The Hamlet/Piglet connection
Is it just me or does substituting the word ham for pig seem to be of some significance?
In reality, Act II, along with today's discussion in class, opened my eyes to the idea of Hamlet being the "troubled" child or some sort of "black sheep" in the family. I would now base what I see as the theme in this play to be based around the fact that Hamlet is that troubled child, and how he faces challenges. Especially considering the mess which his family is in right now, Hamlet seems to be a great illustration of the child ready to escape everything they grew up in and create a better world for themselves and others.
Also what I finally figured out while reading today (although it isn't solely based on Hamlet) is why every play shows upper class people as the main characters. It always seemed to me as though famous writers must have so much money that they see none of the woes that us working class people see. However, it makes sense for one to write from an upper class point of view because they aren't controlled by money or money worries. This allows a writer to explore people in a state of humanity rather than what their money defines them as. This is still a working concept, though, so any feedback would be much appreciated.


haha
Hmmm, I had never thought of that. It is kinda funny, but I agree with one of the other posts that said that the correlation was not on purpose. I think it is just one of those ironic things that come up ever so often. It is quite interesting though.
The runt of the family
Hmm. I hadn't made the connection at all with Hamlet and piglet. In a way, it makes sense, I'm just not totally convinced it was on purpose. He is troubled, but that's understandable because his dad died. As far as the upper class idea, it's abstract, but I don't think it's fit for the times. Shakespeare wrote about upper class because nobody wrote about the lower class. It just wasn't done.
Renee
More name games
Shakespeare's own son, who died young, was named Hamnet. So... my gut says that he didn't name his kid or his character after a deli sandwich. I do wonder, though, if he thought about his son when writing the play.
Erin Kay Schulz
the son of the bard
Of course, we can't know at all what Shakespeare was thinking when he wrote the play with any certainty, but it is something worth considering. Perhaps it's not so much "was X on his mind?" while he wrote the play, but "what in the play seems to indicate he was thinking about X?" Part of the problem in answering this is that there is so little historical evidence of Shakespeare.

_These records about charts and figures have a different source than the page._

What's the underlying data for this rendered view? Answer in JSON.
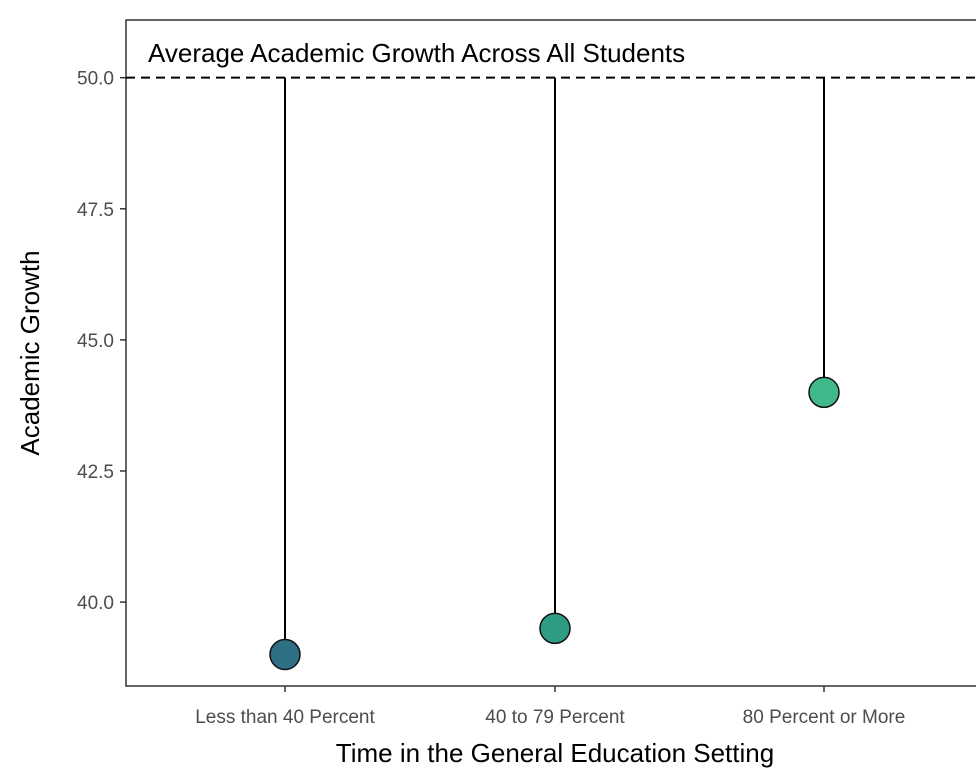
{
  "chart_data": {
    "type": "lollipop",
    "categories": [
      "Less than 40 Percent",
      "40 to 79 Percent",
      "80 Percent or More"
    ],
    "values": [
      39.0,
      39.5,
      44.0
    ],
    "reference": {
      "value": 50.0,
      "label": "Average Academic Growth Across All Students",
      "style": "dashed"
    },
    "xlabel": "Time in the General Education Setting",
    "ylabel": "Academic Growth",
    "ylim": [
      38.4,
      51.1
    ],
    "yticks": [
      40.0,
      42.5,
      45.0,
      47.5,
      50.0
    ],
    "ytick_labels": [
      "40.0",
      "42.5",
      "45.0",
      "47.5",
      "50.0"
    ],
    "point_colors": [
      "#2f6f86",
      "#2f9d86",
      "#3fb98a"
    ],
    "grid": false,
    "legend": "none"
  }
}
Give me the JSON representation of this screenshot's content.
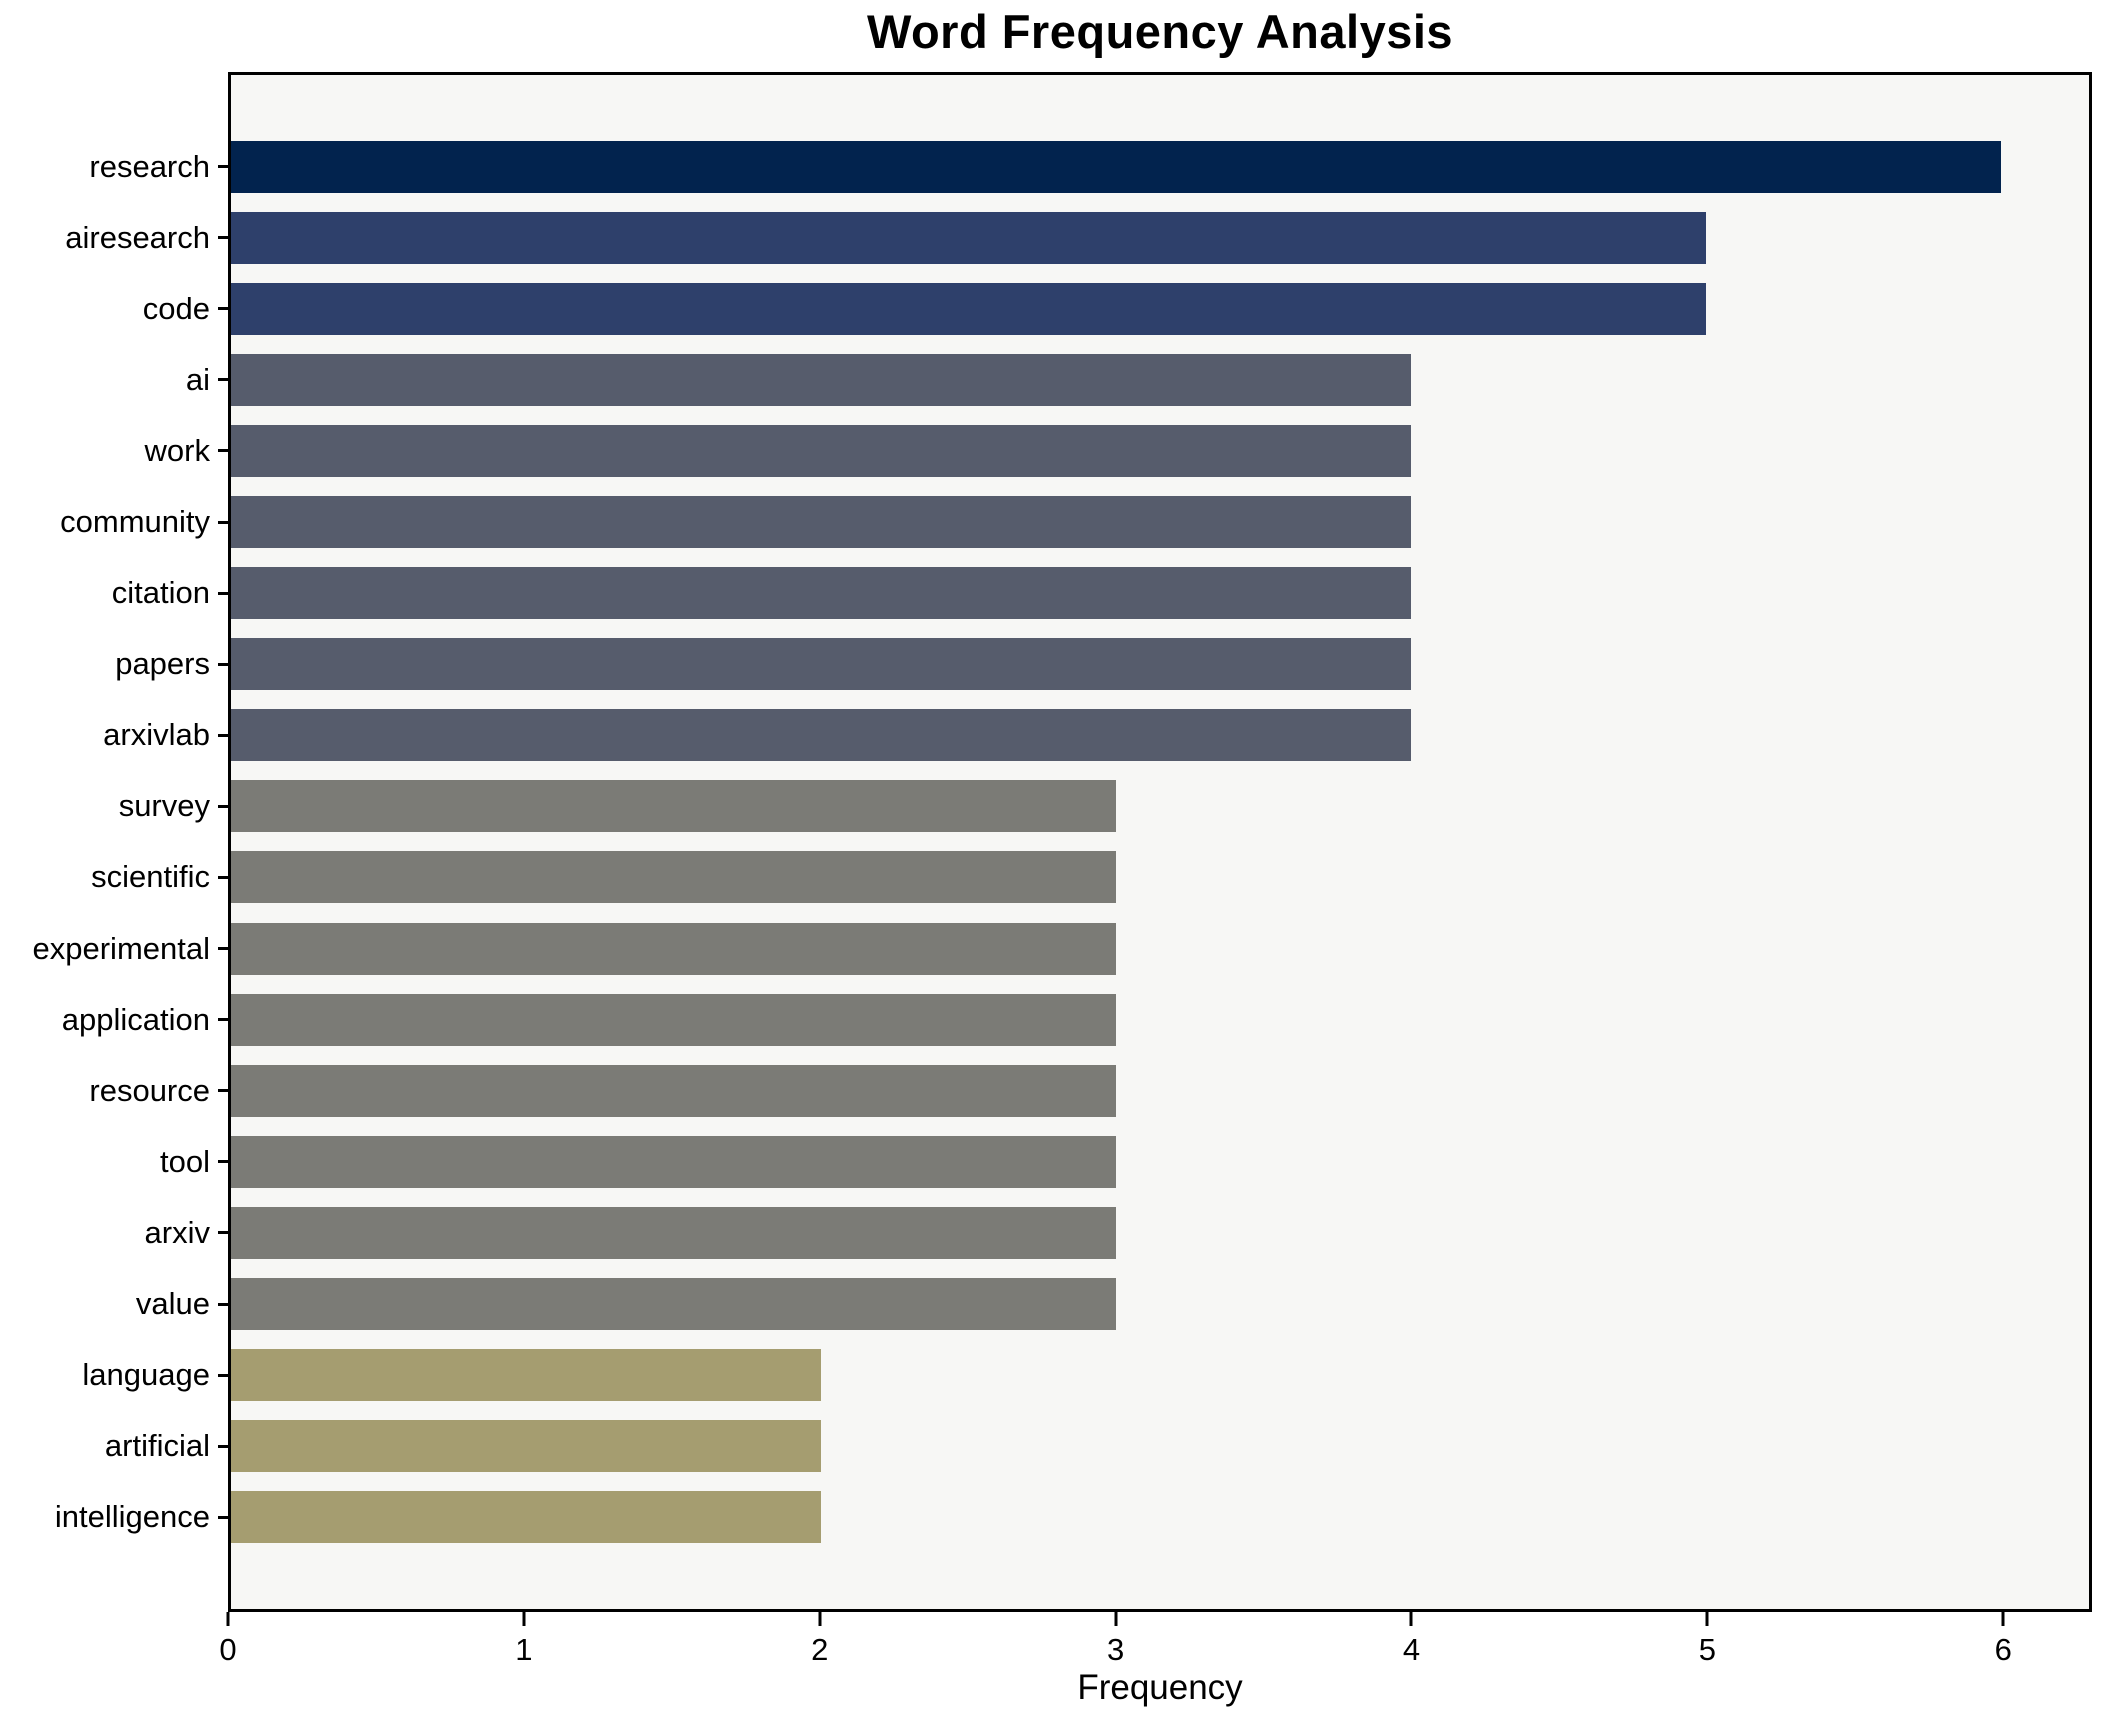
{
  "chart_data": {
    "type": "bar",
    "orientation": "horizontal",
    "title": "Word Frequency Analysis",
    "xlabel": "Frequency",
    "ylabel": "",
    "categories": [
      "research",
      "airesearch",
      "code",
      "ai",
      "work",
      "community",
      "citation",
      "papers",
      "arxivlab",
      "survey",
      "scientific",
      "experimental",
      "application",
      "resource",
      "tool",
      "arxiv",
      "value",
      "language",
      "artificial",
      "intelligence"
    ],
    "values": [
      6,
      5,
      5,
      4,
      4,
      4,
      4,
      4,
      4,
      3,
      3,
      3,
      3,
      3,
      3,
      3,
      3,
      2,
      2,
      2
    ],
    "bar_colors": [
      "#02234e",
      "#2e406b",
      "#2e406b",
      "#565c6c",
      "#565c6c",
      "#565c6c",
      "#565c6c",
      "#565c6c",
      "#565c6c",
      "#7b7b76",
      "#7b7b76",
      "#7b7b76",
      "#7b7b76",
      "#7b7b76",
      "#7b7b76",
      "#7b7b76",
      "#7b7b76",
      "#a59d70",
      "#a59d70",
      "#a59d70"
    ],
    "xticks": [
      0,
      1,
      2,
      3,
      4,
      5,
      6
    ],
    "xlim": [
      0,
      6.3
    ],
    "grid": false,
    "legend_position": "none",
    "plot_background": "#f7f7f5",
    "figure_background": "#ffffff",
    "axis_color": "#000000"
  }
}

There are but a few examples of his handwriting, all signatures spelled variously. Not one scrap of a play or poem in his hand. There are baptism (I think) and death records, but that's about it. All else is pretty much speculation.
So, one can provide various psychological theories to the play to see what might be there, but that tends to confuse the playwright with the play. Yet another question could be "does it matter to the audience, player or reader that Shakespeare was or wasn't taking his son into account during the writing of the play?" Still, what is the person we think of as Shakespeare isn't the persona Shakespeare we attribute the plays to, but instead is the Eighth Earl of Oxford or some such person? Bradley
Bradley
Playwright
I can't see the fact that Hamlet used a play to expose his Uncle's guilt as being a random thought. It seems like the kind of thing that would make this play more personal to Shakespeare than any other play. Hamlet buries himself in books and words, uses plays to expose people, and is named almost identical to the firstborn son who would most likely have carried on the Shakespeare name. If Shakespeare really is the playwright we think him to be, I think Hamlet might be the best play in dissecting the character of Shakespeare, the man.
Ryan K Bishop
not Shakespeare's purpose
That much we can know for sure. Bradley
Bradley
Hamlet? Dallas? Real Housewives?
The reason we are likely to see the "upper classes" in something like Hamlet is that for a tragedy to fit with Aristotle, the person who falls from grace must be of high standing. That was initially taken to mean nobility, of which Hamlet, Prince of Denmark, fits. But much of today's entertainment is about those with money, whether it's "The Good Life" or whatever it was called with Nicole Richie and Paris Hilton, "Pimp my Ride/Crib/Toilet Paper Role" or whatever. Bradley
Bradley
Makes sense
Yeah that makes sense. I see a lot of the money in the music scene in the fact that good bands are generally the ones who start with money in order to buy fancy good sounding equipment and getting stuff recorded. I just had that hope that money isn't all that drives our media world.